OHG-NHG: swapping of bein (bone) and gibeini (leg)

Discussion in 'Etymology, History of languages and Linguistics (EHL)' started by Roy776, Nov 28, 2012.

  1. Roy776

    Roy776 Senior Member

    Kraków, Poland
    German & AmE
    Hello everyone,

    I've just stumbled upon these two words, widely known in Modern High German but with their meanings swapped.
    Today, Gebein means bones and Bein means leg. Does anybody know how it came to this?
    My sources for the words' meanings are the following:

    Bein (Merseburger Zaubersprüche)
    sose benrenki, sose bluotrenki, sose lidirenki:

    ben zi bena, bluot si bluoda,

    lid zi geliden, sose gelimida sin!

    Gibeini
    You might want to search for the word by using CTRL + F.

    Thanks in advance.
     
  2. Peterdg

    Peterdg Senior Member

    I don't know if this will be useful or not, but in Dutch, the same thing happens: "gebeente" = "bones" and "been" = "leg" (but can also mean "bone").
     
  3. Roy776

    Roy776 Senior Member

    Kraków, Poland
    German & AmE
    Do you know how it was in Old Dutch, which word meant what?
     
  4. berndf Moderator

    Geneva
    German (Germany)
    Bein can still mean bone, even in modern German. The meaning Bein=leg just overshadows the meaning Bein=bone so that the latter is confined to combinations like Steißbein or Eisbein ... or ... Gebein. In varieties of German where Bein=leg is not used, like Austrian German where leg=Fuß, the meaning Bein=bone is still very common.
     
  5. Roy776

    Roy776 Senior Member

    Kraków, Poland
    German & AmE
    Thanks, but shouldn't these compound words rather be considered remnants of the word's "archaic" meaning?
    By the way, I begin to doubt the reliability of the information about the word 'gibeini'. To me, it looks like a plural noun (which it most probably also is) but they say it has the meaning of the singular noun 'leg'.
     
  6. Peterdg

    Peterdg Senior Member

    No idea whatsoever.

    But, what I do think to know is that the combination "ge-word-te" is relatively frequent in Dutch to mean a collection of word as a new, independent identity.

    E.g.
    gebeente: collection of bones ("been" is "bone")
    gemeente: collection of "meent" (= archaic word for "piece of land"), meaning "municipalilty" or "town"
    gevogelte: collection of "vogels" ("birds") meaning "poeltry"
    gedeelte: collection of parts ("deel"="part") forming a "part" by itself.
    ongedierte: collection of bad ("on") animals ("dier"): = "bugs"

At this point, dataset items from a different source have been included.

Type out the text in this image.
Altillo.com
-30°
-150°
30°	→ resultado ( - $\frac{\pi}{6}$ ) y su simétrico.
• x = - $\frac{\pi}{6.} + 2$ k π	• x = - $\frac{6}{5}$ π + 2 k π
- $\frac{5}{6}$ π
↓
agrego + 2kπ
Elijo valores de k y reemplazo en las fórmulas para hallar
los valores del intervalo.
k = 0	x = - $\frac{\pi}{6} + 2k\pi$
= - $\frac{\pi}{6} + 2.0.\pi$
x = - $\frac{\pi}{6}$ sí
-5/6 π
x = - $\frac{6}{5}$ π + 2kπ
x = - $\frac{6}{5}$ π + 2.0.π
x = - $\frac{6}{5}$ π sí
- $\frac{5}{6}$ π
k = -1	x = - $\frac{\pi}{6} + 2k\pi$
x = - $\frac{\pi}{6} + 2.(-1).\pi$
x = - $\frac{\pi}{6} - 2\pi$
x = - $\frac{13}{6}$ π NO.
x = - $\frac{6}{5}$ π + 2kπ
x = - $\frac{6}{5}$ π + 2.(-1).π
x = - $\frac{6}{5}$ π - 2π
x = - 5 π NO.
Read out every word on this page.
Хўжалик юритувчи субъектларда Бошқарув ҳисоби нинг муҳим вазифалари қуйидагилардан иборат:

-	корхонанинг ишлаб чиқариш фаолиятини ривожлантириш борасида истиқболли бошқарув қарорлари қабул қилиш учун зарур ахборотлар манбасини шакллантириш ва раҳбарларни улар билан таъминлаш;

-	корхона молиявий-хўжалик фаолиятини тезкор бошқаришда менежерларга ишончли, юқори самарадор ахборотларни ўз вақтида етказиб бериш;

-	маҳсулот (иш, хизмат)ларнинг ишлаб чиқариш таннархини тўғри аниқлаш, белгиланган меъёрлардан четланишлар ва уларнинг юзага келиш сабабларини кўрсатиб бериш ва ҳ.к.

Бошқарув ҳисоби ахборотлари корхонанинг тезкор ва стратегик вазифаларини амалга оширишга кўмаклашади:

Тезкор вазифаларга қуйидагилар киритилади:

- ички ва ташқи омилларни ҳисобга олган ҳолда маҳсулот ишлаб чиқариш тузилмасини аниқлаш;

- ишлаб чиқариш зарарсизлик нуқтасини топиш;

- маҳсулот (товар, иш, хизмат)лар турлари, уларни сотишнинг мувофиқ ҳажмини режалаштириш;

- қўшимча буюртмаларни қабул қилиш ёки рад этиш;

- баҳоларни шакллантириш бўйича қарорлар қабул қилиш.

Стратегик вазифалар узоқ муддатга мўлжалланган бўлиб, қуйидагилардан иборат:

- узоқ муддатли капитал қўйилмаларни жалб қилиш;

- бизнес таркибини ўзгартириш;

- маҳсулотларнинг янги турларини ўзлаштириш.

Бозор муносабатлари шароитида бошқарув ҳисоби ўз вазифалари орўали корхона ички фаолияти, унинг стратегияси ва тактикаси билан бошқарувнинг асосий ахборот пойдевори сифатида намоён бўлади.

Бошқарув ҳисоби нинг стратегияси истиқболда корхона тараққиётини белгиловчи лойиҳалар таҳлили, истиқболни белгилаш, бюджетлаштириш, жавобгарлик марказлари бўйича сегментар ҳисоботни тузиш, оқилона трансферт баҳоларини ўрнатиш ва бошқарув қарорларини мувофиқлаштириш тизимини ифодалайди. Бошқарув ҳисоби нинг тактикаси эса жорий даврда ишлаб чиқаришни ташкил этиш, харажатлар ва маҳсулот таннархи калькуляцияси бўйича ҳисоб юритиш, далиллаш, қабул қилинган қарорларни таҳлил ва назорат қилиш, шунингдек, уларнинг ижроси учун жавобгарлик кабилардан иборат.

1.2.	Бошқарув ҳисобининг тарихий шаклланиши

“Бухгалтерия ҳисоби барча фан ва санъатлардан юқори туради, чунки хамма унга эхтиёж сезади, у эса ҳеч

    But don't think it can be applied to any word or concept: there is only a limited number of concepts that allow for this mechanism. It works with "vogels" ("birds") and "dieren" ("animals") but not with "vissen" ("fish").

    Now, don't pay too much attention to what I'm saying: I don't know very much about ethymology; it's just a personal interpretation and observation.
     
  7. Roy776

    Roy776 Senior Member

    Kraków, Poland
    German & AmE
    No, no, that's actually quite interesting and (I think) logical. The ge- prefix also had different usages in the OHG time, for example putting verbs into a perfective aspect, and I think that such collective nouns are also part of its usage, but I could be wrong.
     
  8. berndf Moderator

    Geneva
    German (Germany)
    That is another way to say what I meant, except that I don't consider the meaning bein=bone obsolete as you seem to do. The two meanings have been standing side by side for many centuries and today bein=leg is indeed predominant in most regions but in regions where this meaning is not used, bein=bone is very much alive and kicking. If, e.g., my mother-in-law said Mir tun die Beine weh I would understand this to mean my bones hurt.

    I don't think it ever meant anything else that today: totality/system of bones, skeleton. According to Grimm, the meaning Gebein=all legs occasionally occurred. This meaning is derived from Gebein=all bones in the same way as Bein=leg is derived from Bein=bone: The meaning of Bein=bone was narrowed to thigh-bone and then extended the the limb as a whole.

    The prefix syllable ge- can have several meanings. As you said, it can express a perfective aspect. But the most ancient and general meaning is indeed collection of/totality of, as you both said (Geflügel, Getier, Gebirge, etc.).